The Australian parliament is due Wednesday to consider legislation that would require technology firms such as Google and Facebook to pay for journalism provided by news organizations.
For years, traditional media companies in Australia have complained that social media platforms benefit from their quality reporting without paying for it.
The government in Canberra believes that regulation is needed and is introducing new legislation into parliament. It is unlikely to pass until the new year.
Australia wants tech heavyweights Google and Facebook to negotiate with broadcasters and publishers to agree how much they will pay to use news stories online. The fee would be worked out by the two parties.

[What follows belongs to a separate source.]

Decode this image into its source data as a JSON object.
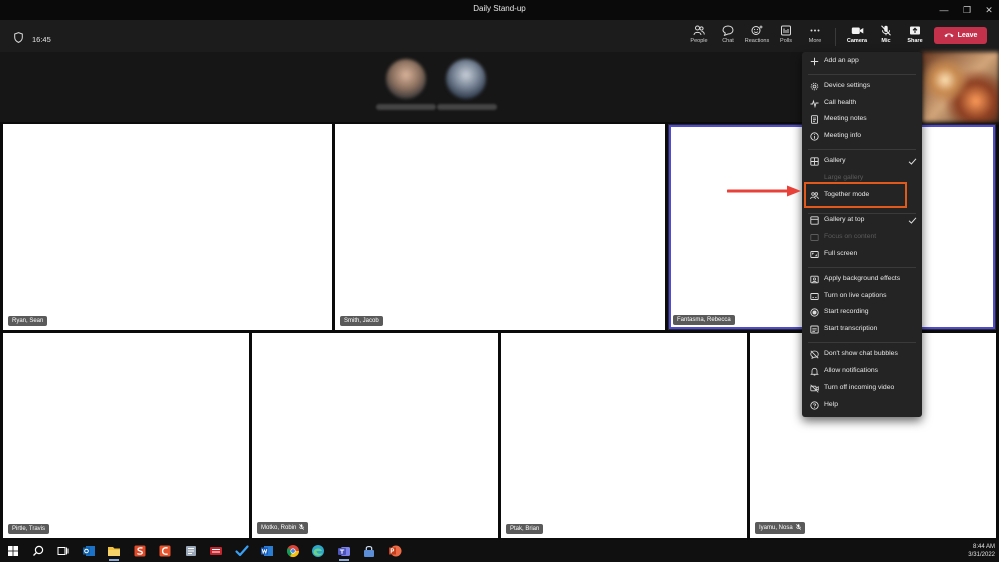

If a deal can not be struck, both sides would be forced into arbitration, where a decision would be made for them.
The only two digital platforms included so far are Google Search and Facebook NewsFeed, but Australian Treasurer Josh Frydenberg would have the power to add others to the list if they become big enough players in the market.
“This is a huge reform," he said. "This is a world first and the world is watching what happens here in Australia. But our legislation will help ensure that the rules of the digital world mirror the rules of the physical world.”

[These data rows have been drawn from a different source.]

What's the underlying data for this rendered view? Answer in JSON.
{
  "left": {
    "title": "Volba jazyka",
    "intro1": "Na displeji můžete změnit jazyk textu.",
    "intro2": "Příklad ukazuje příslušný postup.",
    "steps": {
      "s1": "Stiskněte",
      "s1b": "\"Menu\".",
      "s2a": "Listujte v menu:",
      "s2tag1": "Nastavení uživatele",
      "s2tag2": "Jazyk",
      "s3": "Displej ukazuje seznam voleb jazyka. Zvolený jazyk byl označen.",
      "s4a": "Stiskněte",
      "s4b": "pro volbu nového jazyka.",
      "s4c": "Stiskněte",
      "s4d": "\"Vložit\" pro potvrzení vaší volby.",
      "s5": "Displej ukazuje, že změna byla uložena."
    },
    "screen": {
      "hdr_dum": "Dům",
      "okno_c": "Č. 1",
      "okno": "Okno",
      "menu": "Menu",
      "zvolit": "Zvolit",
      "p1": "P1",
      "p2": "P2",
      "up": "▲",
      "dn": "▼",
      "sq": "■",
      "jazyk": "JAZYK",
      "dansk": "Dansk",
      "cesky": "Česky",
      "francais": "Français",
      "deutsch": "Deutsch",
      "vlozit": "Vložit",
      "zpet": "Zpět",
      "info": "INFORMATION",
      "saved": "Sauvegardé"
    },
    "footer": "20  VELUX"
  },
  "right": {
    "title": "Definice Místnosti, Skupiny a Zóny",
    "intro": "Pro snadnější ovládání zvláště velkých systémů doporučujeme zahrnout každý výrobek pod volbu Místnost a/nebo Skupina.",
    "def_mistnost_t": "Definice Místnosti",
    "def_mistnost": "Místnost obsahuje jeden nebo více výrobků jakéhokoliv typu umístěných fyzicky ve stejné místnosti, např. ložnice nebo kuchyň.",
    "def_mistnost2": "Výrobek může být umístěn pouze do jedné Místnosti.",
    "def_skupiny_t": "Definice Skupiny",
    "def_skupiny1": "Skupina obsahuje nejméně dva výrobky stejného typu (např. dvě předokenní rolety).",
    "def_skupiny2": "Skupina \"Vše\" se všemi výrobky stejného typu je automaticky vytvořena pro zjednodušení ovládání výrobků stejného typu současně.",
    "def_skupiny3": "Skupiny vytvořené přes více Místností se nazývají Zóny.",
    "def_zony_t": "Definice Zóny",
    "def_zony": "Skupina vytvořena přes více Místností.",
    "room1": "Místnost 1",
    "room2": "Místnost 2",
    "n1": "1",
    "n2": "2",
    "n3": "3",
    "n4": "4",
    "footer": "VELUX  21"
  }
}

The government says print media in Australia has seen advertising revenues fall by 75% since 2005. The market is dominated by Google and Facebook, which have opposed the legislation. They have argued that traditional media outlets have overlooked the benefit they receive from referrals and clicks through to their websites.
Facebook has said previously it would remove Australian news content from its platform altogether, arguing it did not contribute much to its revenue. The company also said it supported journalism in Australia through grants and funding.
Facebook Australia said it would review the draft legislation when it was published.
Google advertisements in Australia have insisted the laws would be damaging.